Think about your copy as a joke. Okay, that’s a bad analogy to start with, but bear with me. A joke will often start with a hook, just as a product page ought to. It may then meander for a while and add a little flesh to the bones; this is the informative part of your sales pitch. But all this is leading to the crescendo that is the punch line, your sales pitch, your call to action.
Just as most jokes don’t work without a punch line, so your sales copy may fall flat without a call to action. Yes, you may have conveyed the underlying message, but you need it to culminate in fireworks, not ambiguity.
“I’m sure wherever my dad is he’s looking down on us. He’s not dead, just condescending.” (From Jack Whitehall at the Edinburgh Fringe Festival 2009)
So what exactly is a call to action, and how can you go about creating one?

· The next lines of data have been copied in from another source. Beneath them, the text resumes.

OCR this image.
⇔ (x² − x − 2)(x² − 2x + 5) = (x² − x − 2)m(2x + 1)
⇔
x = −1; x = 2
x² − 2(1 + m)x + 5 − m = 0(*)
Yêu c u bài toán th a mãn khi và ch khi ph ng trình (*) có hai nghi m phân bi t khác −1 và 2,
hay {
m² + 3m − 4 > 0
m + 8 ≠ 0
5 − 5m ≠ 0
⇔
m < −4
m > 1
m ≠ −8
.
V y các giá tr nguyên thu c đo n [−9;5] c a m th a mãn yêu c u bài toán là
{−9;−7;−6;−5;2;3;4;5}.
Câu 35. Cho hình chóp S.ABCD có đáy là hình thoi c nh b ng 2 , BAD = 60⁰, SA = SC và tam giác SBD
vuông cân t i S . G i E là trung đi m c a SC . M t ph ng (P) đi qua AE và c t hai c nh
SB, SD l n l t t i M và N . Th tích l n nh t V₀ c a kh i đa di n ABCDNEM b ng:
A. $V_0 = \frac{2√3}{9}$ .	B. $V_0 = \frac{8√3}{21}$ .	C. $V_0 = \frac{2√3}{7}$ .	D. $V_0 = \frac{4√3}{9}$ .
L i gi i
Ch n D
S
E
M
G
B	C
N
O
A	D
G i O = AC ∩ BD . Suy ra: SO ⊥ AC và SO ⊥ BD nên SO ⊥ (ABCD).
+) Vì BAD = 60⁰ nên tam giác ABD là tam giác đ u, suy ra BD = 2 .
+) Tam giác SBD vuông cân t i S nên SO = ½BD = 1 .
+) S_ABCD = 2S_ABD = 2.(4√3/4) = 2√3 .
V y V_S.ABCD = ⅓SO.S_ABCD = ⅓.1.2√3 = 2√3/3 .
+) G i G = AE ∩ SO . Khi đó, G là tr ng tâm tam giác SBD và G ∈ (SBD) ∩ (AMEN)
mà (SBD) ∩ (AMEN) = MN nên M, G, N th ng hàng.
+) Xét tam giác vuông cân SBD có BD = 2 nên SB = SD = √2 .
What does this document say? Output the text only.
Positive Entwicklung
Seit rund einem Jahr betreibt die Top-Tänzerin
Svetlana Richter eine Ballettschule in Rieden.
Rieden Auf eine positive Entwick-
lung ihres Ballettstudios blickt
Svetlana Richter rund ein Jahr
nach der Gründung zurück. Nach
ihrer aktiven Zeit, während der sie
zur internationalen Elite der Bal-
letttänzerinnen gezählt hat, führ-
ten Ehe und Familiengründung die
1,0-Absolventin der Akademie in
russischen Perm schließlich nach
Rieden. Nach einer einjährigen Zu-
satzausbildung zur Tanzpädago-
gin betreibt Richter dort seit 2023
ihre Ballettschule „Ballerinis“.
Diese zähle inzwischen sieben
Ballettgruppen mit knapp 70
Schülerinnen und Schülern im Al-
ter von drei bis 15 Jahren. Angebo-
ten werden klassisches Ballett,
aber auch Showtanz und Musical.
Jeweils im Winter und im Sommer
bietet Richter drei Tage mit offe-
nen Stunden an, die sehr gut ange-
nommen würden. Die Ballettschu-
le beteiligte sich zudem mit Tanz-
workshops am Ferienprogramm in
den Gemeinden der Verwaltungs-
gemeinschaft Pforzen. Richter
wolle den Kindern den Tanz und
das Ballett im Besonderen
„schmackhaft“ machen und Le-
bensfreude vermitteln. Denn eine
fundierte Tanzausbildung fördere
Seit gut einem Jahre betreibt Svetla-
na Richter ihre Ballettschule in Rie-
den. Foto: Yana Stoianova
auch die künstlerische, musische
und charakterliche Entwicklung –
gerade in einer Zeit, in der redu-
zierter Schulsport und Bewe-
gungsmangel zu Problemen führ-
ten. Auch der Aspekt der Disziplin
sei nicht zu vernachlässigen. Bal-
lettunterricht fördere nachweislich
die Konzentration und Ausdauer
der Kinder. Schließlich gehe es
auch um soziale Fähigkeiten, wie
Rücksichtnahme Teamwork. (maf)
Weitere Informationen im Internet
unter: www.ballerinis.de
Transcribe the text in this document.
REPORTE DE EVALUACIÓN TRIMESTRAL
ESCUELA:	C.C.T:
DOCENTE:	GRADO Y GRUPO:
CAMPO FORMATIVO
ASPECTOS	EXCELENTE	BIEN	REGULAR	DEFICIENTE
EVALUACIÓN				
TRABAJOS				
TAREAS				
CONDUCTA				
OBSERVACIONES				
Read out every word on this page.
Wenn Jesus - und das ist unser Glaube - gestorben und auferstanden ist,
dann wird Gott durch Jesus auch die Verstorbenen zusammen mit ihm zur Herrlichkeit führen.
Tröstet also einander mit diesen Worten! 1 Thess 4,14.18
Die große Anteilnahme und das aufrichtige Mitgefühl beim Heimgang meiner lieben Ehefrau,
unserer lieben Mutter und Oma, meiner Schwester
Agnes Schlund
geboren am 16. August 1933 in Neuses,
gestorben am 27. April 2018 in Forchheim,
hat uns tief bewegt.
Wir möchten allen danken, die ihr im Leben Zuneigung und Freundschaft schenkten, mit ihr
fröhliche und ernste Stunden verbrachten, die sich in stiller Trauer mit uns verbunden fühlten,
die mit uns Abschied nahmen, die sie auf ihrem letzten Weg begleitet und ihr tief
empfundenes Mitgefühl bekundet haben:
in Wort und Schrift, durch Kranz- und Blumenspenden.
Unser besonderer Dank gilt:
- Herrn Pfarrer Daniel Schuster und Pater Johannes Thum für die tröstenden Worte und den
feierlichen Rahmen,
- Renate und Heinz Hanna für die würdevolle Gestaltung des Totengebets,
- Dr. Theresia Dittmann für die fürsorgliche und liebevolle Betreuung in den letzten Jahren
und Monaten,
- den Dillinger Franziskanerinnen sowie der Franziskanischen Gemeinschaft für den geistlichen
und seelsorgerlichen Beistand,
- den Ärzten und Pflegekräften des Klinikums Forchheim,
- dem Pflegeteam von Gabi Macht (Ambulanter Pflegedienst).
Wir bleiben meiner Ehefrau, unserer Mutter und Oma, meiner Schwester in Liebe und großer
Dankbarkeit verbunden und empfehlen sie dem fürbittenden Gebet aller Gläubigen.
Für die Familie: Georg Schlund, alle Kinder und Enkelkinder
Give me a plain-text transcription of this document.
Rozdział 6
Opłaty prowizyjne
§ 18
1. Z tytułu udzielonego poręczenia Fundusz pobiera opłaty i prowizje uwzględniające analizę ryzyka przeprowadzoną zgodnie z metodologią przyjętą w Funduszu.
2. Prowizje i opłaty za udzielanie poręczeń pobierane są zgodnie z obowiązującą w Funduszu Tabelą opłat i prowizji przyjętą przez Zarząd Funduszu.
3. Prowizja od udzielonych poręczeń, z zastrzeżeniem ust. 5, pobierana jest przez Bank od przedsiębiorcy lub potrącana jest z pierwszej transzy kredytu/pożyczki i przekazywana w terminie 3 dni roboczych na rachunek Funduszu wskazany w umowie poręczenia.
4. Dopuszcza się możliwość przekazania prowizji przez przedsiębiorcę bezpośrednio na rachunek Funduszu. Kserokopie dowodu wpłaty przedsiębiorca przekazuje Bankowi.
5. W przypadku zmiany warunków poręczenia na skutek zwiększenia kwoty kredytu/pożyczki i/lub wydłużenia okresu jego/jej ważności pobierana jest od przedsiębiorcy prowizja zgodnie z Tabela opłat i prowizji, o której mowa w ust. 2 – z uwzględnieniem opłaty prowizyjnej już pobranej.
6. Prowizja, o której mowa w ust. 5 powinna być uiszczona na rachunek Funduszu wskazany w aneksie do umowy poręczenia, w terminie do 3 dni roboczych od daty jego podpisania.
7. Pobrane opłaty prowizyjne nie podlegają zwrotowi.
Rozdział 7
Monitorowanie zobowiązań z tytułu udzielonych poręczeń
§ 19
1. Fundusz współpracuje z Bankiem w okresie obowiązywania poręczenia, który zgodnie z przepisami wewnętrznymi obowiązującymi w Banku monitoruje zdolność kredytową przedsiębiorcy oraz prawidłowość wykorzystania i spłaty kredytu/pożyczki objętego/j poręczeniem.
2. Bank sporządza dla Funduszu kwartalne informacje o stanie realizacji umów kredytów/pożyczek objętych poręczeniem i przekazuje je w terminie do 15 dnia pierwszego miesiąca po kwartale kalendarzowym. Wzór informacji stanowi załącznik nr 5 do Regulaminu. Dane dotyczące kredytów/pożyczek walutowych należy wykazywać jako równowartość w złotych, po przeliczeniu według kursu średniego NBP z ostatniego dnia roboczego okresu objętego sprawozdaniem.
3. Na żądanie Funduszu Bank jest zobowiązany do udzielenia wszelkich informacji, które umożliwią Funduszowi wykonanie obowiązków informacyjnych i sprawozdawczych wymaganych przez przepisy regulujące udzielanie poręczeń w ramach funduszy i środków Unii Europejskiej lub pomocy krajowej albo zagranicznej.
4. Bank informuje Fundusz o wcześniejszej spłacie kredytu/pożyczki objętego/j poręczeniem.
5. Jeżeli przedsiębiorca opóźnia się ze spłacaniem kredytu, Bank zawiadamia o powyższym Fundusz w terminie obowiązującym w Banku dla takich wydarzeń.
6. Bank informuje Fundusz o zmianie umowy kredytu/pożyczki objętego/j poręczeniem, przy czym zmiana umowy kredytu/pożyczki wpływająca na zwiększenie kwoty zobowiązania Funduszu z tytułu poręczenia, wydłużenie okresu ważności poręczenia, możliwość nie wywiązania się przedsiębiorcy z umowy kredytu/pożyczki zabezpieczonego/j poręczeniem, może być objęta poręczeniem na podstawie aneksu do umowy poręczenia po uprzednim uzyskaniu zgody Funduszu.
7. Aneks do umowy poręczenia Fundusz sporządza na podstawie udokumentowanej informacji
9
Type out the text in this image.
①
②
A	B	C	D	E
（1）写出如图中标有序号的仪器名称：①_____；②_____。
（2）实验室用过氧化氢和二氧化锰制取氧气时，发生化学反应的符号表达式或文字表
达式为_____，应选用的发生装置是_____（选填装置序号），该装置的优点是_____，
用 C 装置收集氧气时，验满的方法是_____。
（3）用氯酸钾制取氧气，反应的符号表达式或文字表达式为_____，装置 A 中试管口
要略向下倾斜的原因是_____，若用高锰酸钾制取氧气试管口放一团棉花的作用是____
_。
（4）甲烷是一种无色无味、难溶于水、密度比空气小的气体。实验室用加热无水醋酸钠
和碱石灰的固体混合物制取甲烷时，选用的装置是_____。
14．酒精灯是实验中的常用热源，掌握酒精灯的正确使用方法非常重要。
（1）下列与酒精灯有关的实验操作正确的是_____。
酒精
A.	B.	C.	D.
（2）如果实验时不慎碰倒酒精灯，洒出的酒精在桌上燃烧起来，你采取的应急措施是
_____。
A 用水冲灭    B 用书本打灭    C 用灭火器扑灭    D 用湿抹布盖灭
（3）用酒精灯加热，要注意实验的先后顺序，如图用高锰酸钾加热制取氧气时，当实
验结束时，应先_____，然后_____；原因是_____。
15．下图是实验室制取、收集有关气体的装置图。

Well, the clue is very much in the name. A call to action is essentially a statement that provides the reader with the impetus to make a purchase. For example:
‘Hurry, this is only a short-term offer, once the stock is all gone, that’s it! So make sure you buy yours today before they’re all gone!’
Urgency is often a highly valuable tool in writing a call to action. You want to make sure that anybody who reads it doesn’t wander off and look elsewhere, so it has to be punchy and it has to deliver. If you think that something is imminently going to run out, be it an offer or a product, you’re far more likely to start reaching for the credit card.
The above example pretty much writes itself, but a call to action isn’t always as simple as promoting an offer; sometimes you have to promote the unpromotable. Whilst it may be more challenging, there’s no reason to suggest that it can’t be done.
‘Chocolate teapots really don’t come any better than this. Order yours today and enjoy fine dining tomorrow with our overnight shipping guarantee.’
If the benefits of the product are masked a little – i.e. who actually needs a chocolate teapot – why not emphasise a related offer, for example overnight or free delivery as in the above example.
Another popular type of call to action is the simple causal effect ploy; turning a negative into a positive to really sell the product or service in question.
‘Protect your hair, buy the Super Hat today!’
Whatever you want the end action to be, whether it’s a sale or a request for more information, make sure the call to action references it. You don’t want to leave your visitors in any doubt; just a comedian doesn’t want to face an unresponsive crowd.
To succeed in comedy you need a punch line; to succeed in marketing online, you need a call to action.